對於趙九歌和旁人來說,這一切只發生在轉瞬之間。
「什麼……?!!」
一時間,就連老謀深算、叱吒風雲的天魔也無法理解,為何這小輩原地駐足一秒,雙眼一閉一睜,身上便爆發出了洶湧駭人的靈力。

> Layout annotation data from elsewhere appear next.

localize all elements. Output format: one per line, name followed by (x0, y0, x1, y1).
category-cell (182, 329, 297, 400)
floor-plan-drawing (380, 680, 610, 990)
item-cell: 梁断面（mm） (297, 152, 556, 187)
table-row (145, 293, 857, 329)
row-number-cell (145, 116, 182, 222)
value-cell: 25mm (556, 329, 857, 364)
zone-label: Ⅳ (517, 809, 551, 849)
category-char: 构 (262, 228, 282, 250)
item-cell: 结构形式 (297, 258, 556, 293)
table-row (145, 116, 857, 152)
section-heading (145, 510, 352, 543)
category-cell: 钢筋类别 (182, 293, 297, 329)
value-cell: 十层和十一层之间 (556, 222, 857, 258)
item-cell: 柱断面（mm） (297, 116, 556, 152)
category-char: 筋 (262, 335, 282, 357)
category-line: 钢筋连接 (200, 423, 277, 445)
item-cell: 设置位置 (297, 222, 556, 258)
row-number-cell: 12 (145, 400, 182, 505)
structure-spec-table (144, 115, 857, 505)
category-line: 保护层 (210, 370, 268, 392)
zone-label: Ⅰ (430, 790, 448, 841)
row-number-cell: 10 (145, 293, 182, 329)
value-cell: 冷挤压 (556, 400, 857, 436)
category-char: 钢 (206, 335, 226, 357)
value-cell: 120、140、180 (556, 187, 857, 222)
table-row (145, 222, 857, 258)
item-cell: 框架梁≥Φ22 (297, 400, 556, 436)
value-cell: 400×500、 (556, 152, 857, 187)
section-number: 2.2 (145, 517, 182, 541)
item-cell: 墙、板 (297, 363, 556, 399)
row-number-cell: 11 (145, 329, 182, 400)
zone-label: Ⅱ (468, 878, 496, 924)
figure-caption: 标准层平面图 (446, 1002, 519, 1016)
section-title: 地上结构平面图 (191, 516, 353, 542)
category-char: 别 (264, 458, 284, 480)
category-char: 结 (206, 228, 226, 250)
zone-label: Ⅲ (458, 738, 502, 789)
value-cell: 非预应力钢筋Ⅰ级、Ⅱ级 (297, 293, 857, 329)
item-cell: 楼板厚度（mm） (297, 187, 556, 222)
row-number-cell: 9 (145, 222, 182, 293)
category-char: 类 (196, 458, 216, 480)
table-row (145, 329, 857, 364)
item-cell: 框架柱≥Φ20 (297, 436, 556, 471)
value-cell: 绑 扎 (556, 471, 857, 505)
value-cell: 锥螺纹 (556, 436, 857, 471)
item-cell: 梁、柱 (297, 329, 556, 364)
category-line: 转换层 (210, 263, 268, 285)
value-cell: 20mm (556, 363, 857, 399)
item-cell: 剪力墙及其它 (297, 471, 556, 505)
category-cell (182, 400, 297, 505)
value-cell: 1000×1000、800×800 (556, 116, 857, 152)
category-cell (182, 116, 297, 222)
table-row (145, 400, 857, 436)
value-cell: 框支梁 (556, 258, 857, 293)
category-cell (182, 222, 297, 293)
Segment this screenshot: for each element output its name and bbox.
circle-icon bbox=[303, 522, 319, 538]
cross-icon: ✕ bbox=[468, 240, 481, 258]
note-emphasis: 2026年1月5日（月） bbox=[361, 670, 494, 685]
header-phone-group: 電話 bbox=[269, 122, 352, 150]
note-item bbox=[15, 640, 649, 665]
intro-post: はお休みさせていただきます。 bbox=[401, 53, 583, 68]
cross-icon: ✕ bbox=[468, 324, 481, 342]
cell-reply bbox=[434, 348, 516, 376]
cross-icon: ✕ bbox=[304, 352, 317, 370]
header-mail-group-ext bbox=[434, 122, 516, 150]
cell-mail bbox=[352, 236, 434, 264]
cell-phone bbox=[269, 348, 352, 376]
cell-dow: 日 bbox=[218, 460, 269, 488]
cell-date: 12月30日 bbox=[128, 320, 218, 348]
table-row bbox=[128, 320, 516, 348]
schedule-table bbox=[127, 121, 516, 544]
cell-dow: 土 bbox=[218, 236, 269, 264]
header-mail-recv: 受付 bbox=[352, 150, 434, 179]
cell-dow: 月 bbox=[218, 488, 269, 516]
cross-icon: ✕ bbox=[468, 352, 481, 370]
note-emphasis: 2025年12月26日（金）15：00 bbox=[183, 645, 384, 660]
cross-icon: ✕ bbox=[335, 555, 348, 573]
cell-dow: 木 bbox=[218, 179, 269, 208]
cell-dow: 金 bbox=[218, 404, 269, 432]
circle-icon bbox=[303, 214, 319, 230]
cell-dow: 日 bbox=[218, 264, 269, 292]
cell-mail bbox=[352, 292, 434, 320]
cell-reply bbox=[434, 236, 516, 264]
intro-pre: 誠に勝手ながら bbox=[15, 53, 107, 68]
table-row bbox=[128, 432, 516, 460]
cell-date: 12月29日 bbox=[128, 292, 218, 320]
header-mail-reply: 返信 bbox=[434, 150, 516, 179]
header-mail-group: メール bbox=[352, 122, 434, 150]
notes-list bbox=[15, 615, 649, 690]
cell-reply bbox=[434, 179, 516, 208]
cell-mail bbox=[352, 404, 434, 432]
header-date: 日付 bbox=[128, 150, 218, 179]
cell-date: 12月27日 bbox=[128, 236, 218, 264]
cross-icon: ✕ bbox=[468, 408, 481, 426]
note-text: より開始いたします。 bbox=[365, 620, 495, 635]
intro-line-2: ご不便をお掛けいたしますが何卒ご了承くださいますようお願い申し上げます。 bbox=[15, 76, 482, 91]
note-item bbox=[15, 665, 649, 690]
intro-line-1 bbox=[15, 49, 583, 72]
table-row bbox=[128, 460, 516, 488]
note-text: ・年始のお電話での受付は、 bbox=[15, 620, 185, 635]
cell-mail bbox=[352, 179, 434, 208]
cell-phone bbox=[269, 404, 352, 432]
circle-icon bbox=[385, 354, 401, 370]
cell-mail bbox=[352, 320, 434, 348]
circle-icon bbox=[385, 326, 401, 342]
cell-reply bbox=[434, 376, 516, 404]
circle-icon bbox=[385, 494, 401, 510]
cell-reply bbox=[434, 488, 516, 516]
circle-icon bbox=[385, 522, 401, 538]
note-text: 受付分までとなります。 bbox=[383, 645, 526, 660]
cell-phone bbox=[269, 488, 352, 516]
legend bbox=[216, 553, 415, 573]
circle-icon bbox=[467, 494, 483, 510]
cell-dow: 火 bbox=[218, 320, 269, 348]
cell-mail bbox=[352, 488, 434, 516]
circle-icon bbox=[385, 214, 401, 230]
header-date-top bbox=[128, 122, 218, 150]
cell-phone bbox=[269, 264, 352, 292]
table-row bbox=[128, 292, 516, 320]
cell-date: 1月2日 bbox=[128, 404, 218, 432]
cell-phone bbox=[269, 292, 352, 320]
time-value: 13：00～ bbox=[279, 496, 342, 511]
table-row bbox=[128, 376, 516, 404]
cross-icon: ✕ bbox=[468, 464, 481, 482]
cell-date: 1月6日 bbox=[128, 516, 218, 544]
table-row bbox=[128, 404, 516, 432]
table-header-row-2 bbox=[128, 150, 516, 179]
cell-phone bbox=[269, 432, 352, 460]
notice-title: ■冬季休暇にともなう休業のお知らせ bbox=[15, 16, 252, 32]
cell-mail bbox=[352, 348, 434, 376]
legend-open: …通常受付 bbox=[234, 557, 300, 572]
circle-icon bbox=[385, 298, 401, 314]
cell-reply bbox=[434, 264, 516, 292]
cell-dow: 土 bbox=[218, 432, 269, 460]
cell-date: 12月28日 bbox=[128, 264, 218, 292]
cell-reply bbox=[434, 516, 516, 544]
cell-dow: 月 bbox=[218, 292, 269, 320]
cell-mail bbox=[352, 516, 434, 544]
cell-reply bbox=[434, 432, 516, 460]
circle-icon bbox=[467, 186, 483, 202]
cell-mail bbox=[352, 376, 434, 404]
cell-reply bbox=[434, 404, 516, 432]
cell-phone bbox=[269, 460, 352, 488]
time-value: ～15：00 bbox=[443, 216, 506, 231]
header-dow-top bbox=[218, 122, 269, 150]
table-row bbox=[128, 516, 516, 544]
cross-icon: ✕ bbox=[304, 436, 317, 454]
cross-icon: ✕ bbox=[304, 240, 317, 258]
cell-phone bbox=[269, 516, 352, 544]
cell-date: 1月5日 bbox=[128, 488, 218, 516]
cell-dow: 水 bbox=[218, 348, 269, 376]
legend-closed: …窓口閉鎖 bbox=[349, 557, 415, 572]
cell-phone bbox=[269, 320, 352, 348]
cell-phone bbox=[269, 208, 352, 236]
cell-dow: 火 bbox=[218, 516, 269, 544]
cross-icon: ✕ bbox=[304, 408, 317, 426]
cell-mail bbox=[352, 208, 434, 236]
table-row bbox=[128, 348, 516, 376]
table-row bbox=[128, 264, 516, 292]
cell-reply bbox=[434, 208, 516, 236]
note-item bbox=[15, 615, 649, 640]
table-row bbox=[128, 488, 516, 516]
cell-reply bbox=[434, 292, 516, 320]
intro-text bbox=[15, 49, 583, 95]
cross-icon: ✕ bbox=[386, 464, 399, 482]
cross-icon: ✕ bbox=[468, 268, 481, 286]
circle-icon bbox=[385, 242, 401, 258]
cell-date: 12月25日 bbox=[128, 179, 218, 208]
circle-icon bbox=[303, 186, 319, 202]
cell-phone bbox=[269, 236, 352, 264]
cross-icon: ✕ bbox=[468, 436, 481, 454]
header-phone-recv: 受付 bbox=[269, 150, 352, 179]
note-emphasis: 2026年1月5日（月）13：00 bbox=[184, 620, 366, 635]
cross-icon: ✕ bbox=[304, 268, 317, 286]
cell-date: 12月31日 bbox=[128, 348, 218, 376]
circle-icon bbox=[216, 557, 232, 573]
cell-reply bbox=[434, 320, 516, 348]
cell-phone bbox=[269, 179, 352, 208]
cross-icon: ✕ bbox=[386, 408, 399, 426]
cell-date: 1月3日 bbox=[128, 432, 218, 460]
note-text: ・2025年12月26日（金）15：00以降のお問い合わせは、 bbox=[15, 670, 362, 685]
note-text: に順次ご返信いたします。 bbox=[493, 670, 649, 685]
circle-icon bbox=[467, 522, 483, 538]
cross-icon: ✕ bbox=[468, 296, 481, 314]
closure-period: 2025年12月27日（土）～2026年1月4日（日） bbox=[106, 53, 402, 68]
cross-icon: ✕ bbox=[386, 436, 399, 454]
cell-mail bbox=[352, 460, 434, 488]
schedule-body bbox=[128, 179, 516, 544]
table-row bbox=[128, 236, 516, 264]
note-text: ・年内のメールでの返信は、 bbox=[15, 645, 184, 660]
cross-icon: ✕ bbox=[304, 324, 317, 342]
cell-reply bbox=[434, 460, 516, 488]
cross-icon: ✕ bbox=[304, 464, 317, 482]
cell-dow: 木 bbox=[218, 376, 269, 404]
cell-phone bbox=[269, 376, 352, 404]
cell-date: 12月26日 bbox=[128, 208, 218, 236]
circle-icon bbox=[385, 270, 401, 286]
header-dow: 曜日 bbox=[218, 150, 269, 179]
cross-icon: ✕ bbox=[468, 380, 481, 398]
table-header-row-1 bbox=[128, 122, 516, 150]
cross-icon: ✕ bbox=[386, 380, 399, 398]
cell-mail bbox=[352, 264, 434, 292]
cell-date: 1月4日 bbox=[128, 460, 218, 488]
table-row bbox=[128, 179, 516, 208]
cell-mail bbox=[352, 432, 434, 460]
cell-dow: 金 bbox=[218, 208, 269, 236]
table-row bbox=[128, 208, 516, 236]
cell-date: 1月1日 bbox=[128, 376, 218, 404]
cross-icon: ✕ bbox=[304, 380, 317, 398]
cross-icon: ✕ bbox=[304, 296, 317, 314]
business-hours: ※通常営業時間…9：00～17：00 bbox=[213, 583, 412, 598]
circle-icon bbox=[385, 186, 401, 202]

他看得清清楚楚,她方才還氣空力竭,分明已是強弩之末。
為何只在一瞬間,她便能欺近他身前,手中長劍洞穿了他的胸口?
與此同時,趙九歌也察覺到來自體內的變化——
他與鐘不愧纏鬥二百餘年,終於攫取大半的元神之力,竟然在源源不絕地流失!
「鐘不愧,你做什麼?!」
趙九歌驚怒交加,深淵般的眼瞳中頭一次流露動搖,「你將元神之力給了這小丫頭?你可知道,我這不過是一道分神,還能回歸自己的肉身,你只是自取滅亡!」
——回答他的,是鐘不愧痛快淋漓的長笑,以及瞬息間席捲全身的烈火。
火光映照間,「鐘不愧」的表情變幻不定,忽而欣慰快意,忽而憤怒猙獰。
舒鳧依稀看見,他似乎將餘光轉向謝芳年,有些困惑,又有些釋然地微微一笑。
……鳳哥,你來啦。
你和我一樣,也變了好多啊。
不過,雖然物是人非,咱們到底還是見上面了。
我見過應龍君的道侶,都說夫妻一體,也算是見了他本人吧?
只是……
我這三千年來所做的一切,你們會不會誇獎我呢?
若有可能,真想聽一聽啊。
「不愧!!!鐘不愧————!!!!」
只是一個眼神變化,謝芳年便足以分辨真偽。
然而,就在他像當年的風遠渡一般放聲高喊、伸手向前的同時,鐘不愧的身軀便已在火焰中消失,徒留一襲青衫委地,如同一朵從枝頭墜入水中的茶花。
「————」
剎那間,萬籟俱寂,天地無聲。
唯獨謝芳年伸出的手,舒鳧垂落的劍,就好像一個荒誕不經的玩笑,徒然懸在半空。
「不愧,他……」
就在此時。
眾目睽睽之下,白髮仙君的青衫之中,「嘎」地一聲,跳出了一隻絨毛都沒長齊的紫色小鴨。
舒鳧:「?????」
謝芳年:「????????」
「嘎嘎!沒想到,這涅槃之法,竟然真被本君給練成了。九死一生,九死一生啊。」
這小紫鴨旁若無人,得意洋洋地抻長脖頸,撲棱著翅膀昂首闊步。
「鳳凰涅槃,向來只能應付飛來橫禍,無法延長壽數。幸好本君天縱英才,放棄一身修為,浴火重生,得以從頭來過。拼著身死道消的風險一試,沒想到真能得手……嘎,不愧是我!」
「…………」
謝芳年面無表情,僵在半空的手向下一撈,揪著小紫鴨的脖子,將他提了起來。